Marlyn McGrath Lewis, director of admissions at Harvard, said, "We think that more information is always better than less."

Some schools, such as Colorado College, have recently started optional interview programs that do not go as far as the DU requirement but provide more depth. "There is a set of students now who don't necessarily have the statistics but present themselves so well that they stand out in the overall process," said Matthew Bonser, senior assistant director of admission at Colorado College.

A recent survey by the National Association for College Admission Counseling found, however, that only about 10 percent of colleges attributed "considerable importance" to face-to-face interviews. Some guidance counselors think interviews put some withdrawn but otherwise outstanding applicants at a disadvantage.

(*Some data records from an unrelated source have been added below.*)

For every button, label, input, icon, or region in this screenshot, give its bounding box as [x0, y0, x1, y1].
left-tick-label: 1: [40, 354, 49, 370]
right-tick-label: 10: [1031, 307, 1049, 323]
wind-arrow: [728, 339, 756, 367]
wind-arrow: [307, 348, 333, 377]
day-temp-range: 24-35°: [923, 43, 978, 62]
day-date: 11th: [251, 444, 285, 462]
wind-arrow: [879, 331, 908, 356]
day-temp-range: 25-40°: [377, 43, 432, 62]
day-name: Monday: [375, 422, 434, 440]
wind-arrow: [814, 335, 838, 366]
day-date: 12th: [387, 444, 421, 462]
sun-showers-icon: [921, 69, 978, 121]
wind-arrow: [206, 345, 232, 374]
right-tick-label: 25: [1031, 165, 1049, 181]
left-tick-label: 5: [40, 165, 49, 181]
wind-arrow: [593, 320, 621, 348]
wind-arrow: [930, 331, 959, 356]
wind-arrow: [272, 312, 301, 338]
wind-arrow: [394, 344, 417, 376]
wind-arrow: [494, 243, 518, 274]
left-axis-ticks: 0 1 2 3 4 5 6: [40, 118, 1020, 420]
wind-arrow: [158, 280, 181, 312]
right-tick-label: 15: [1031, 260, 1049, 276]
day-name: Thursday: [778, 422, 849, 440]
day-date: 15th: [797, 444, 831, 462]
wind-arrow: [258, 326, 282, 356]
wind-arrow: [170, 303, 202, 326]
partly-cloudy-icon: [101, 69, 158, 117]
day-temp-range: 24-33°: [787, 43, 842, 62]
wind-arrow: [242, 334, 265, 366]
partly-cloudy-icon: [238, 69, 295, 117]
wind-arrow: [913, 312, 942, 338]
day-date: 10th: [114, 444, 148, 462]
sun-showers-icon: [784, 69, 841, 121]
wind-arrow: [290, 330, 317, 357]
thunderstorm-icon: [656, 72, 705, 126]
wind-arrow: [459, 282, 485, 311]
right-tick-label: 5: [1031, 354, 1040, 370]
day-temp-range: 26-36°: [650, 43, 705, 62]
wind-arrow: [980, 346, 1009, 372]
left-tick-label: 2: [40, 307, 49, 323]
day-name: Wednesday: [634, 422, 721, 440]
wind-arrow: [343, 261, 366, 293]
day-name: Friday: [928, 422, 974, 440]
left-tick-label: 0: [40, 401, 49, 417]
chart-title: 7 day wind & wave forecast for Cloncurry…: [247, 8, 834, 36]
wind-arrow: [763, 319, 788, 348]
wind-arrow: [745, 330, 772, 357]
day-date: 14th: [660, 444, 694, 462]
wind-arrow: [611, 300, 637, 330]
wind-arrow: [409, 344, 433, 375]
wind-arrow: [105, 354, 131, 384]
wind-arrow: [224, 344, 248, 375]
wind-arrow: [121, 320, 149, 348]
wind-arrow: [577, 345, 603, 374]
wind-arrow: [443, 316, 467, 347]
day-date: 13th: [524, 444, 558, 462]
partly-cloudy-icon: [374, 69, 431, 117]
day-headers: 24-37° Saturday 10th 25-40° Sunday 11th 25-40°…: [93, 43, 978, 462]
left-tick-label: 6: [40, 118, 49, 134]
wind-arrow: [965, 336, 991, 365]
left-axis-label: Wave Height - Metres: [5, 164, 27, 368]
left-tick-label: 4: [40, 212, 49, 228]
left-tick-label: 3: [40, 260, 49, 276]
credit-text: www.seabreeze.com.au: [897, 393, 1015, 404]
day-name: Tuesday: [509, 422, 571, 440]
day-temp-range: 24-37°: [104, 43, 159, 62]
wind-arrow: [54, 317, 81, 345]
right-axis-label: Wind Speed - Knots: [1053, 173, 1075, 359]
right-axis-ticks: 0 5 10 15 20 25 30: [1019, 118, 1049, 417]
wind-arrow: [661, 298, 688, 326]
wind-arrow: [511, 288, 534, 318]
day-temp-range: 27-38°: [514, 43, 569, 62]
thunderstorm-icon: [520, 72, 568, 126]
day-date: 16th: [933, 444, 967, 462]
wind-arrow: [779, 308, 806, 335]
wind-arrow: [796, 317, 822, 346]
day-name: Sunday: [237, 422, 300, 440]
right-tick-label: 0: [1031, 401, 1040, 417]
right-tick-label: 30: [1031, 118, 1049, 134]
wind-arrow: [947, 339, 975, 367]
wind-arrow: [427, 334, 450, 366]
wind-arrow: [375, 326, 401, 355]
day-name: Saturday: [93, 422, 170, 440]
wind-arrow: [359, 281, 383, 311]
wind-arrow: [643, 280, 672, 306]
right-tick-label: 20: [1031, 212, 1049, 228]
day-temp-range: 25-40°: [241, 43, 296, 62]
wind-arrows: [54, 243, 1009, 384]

Shirley Bloomquist, an educational consultant and college adviser, said that when she was a counselor at Thomas Jefferson High School for Science and Technology in Fairfax County, she learned that one very bright student was rejected by most of the colleges he applied to because he was shy and did not interview well.

Some admissions experts said they worry that high school seniors might feel overwhelmed facing three interviewers at once. But several applicants who went through the University of Denver selection process said that was not a problem.

"There was a very nice professor from DU and two alumni members," Walsh said of the panel she faced in Seattle. They asked about her hobbies, the last book outside of school that she liked and what she would do with $1 million. (She said she would spend half on a new house for her family and half for her high school's art program.)

"After it, I felt great," she said. "They really got a taste of who I was and what I was like as a person. They were so receptive to all I had to say, I was just relieved and excited."